Aufgeregt war Johann vor dem Kennenlernen nicht: "Die beiden sind ungefähr so alt wie meine Großeltern und mit denen gehe ich ja auch ganz normal um", erklärt er. Außerdem steht in allen seinen Zeugnissen, die an der Montessorischule manchmal bis zu sechs Seiten lang sind, er habe eine offene Art und könnte gut mit Menschen umgehen.

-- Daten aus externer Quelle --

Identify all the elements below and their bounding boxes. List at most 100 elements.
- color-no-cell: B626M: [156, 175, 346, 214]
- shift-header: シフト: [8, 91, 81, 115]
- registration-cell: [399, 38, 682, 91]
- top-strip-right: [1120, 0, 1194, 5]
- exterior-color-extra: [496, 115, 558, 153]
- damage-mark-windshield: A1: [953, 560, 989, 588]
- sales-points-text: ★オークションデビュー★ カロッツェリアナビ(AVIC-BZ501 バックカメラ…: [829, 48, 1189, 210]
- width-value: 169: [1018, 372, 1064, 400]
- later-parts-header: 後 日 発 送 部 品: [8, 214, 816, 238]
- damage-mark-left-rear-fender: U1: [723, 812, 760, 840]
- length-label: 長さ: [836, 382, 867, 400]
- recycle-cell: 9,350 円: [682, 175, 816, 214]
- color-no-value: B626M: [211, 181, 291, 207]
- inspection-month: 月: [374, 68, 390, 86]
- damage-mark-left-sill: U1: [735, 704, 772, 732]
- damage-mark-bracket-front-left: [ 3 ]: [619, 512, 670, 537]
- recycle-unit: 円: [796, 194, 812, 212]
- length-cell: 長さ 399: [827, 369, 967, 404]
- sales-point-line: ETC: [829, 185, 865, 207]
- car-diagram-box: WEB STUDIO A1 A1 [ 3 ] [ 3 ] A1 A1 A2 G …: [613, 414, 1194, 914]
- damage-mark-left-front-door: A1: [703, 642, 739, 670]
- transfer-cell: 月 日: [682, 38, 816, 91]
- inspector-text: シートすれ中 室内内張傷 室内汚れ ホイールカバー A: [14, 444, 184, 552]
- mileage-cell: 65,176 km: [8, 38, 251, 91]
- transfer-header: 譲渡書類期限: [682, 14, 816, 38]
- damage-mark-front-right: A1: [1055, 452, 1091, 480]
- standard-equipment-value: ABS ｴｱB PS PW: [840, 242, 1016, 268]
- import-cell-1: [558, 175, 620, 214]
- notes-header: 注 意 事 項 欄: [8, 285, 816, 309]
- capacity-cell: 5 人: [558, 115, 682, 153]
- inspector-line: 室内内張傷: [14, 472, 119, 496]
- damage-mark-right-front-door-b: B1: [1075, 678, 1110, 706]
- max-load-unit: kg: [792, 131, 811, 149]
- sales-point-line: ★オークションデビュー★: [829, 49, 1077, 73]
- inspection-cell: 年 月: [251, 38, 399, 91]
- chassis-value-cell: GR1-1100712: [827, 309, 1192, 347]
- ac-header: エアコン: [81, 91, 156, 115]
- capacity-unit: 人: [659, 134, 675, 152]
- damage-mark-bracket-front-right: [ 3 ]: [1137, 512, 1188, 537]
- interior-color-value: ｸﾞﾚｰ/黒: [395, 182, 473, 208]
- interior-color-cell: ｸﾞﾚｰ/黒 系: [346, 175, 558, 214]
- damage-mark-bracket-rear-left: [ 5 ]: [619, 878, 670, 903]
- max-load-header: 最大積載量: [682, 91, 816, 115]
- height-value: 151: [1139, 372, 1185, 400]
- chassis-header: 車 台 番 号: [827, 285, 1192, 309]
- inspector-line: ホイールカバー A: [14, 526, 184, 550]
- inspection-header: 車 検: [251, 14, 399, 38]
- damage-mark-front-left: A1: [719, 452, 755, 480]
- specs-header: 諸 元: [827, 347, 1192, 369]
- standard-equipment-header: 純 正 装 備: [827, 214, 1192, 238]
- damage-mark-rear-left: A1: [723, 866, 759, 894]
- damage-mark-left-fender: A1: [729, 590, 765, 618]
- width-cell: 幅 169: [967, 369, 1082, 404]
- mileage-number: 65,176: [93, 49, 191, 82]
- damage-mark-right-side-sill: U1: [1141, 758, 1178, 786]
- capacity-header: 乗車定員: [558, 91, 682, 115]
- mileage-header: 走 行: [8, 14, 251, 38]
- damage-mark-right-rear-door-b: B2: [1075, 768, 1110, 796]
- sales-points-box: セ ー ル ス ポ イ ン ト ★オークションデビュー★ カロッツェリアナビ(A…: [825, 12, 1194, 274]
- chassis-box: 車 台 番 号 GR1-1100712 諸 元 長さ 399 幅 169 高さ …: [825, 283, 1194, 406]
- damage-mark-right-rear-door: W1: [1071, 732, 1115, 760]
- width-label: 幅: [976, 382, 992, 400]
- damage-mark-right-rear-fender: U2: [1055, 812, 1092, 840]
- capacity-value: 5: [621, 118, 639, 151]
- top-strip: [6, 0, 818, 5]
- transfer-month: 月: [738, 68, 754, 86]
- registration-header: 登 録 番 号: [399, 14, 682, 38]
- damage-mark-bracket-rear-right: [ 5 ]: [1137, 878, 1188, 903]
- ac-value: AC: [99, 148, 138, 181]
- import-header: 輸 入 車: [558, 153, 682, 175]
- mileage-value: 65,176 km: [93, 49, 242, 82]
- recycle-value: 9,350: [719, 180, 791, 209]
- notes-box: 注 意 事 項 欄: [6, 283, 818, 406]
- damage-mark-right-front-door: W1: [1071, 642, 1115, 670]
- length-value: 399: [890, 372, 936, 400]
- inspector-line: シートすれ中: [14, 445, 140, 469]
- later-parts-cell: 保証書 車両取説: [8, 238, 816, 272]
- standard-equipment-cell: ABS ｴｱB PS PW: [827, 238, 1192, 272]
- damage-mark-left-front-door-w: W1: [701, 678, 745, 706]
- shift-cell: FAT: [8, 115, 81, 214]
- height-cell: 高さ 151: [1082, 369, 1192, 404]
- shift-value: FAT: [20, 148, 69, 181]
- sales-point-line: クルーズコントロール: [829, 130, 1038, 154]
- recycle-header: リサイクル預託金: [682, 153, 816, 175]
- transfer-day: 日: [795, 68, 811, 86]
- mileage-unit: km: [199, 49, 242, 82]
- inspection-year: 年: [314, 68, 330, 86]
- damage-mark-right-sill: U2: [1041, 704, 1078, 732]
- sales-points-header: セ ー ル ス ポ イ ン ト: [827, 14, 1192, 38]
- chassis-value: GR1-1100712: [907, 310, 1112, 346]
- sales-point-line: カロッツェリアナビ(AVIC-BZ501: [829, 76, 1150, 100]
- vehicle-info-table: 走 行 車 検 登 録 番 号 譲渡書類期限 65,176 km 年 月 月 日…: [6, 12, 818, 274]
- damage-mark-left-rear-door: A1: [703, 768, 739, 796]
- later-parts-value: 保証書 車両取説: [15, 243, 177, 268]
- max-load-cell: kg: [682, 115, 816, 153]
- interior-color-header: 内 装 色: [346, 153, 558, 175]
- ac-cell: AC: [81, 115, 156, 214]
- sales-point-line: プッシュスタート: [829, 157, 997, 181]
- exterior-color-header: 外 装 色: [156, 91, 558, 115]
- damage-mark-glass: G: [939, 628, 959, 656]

"Die sind noch von der alten Schule", beschreibt Peter Müller das Ehepaar augenzwinkernd. Mittlerweile hat Johann die beiden schon mehrere Male getroffen und die Gespräche gehen langsam in die Endphase. Aller drei Wochen sitzen die vier zusammen, plaudern erst ein bisschen, essen Kekse, bevor die eigentliche Arbeit beginnt. Dann liegen die Diktiergeräte auf dem Tisch und Johann muss vor allem eines tun: zuhören. So hat er erfahren, dass Herr Baer einmal Bauingenieur war, als Student als Reiseführer gejobbt hat und Englisch, Französisch sowie Ungarisch spricht. Außerdem gab es, als er noch ein Junge war, richtige Jugendbanden, die sich gegenseitig das Leben schwer gemacht haben. Im Gedächtnis bleibt ihm, wie er sagt, vor allem eine Geschichte. Da wo jetzt Jugendliche - wie er - im Alaunpark sitzen, war damals nur ein großer Teerplatz mit einem Mosaik, das die Namen der gefallenen Dresdner Soldaten trug, hat er von Herr Baer erfahren.

In einigen Familien ist es üblich, dass dem Testament eine Autobiografie beigelegt wird. So soll vom Leben eine Spur übrig bleiben. Die Lebensgeschichte des Ehepaars Baer wird in einem kleinen Büchlein in A5-Format erscheinen. Auf der ersten Seite wird eine Zeichnung der Porträtierten von einer Dresdner Künstlerin zu sehen sein, die schon öfter für die Lebensbücher gezeichnet hat. Die meiste Arbeit macht für Johannes aber das Aufschreiben der Audiomitschnitte. "Wenn wir eine Stunde Gespräch aufzeichnen, sitze ich an die sechs Stunden am Laptop, um es in Textform zu bringen." Er selbst darf entscheiden, was er als wichtig oder als nebensächlich erachtet, was also in der Biografie landet und was nicht. Noch dazu sind die Baers selber fleißige Schreiber von Geschichten und somit auch die schärfsten Kritiker der Texte, die Johann aus ihrer Perspektive schreibt. Das ist allerdings auch nicht verwunderlich, schließlich geht es ja um ihre eigene Lebensgeschichte, die da geschrieben wird. Um die Spur ihres Lebens, die einmal übrig bleibt.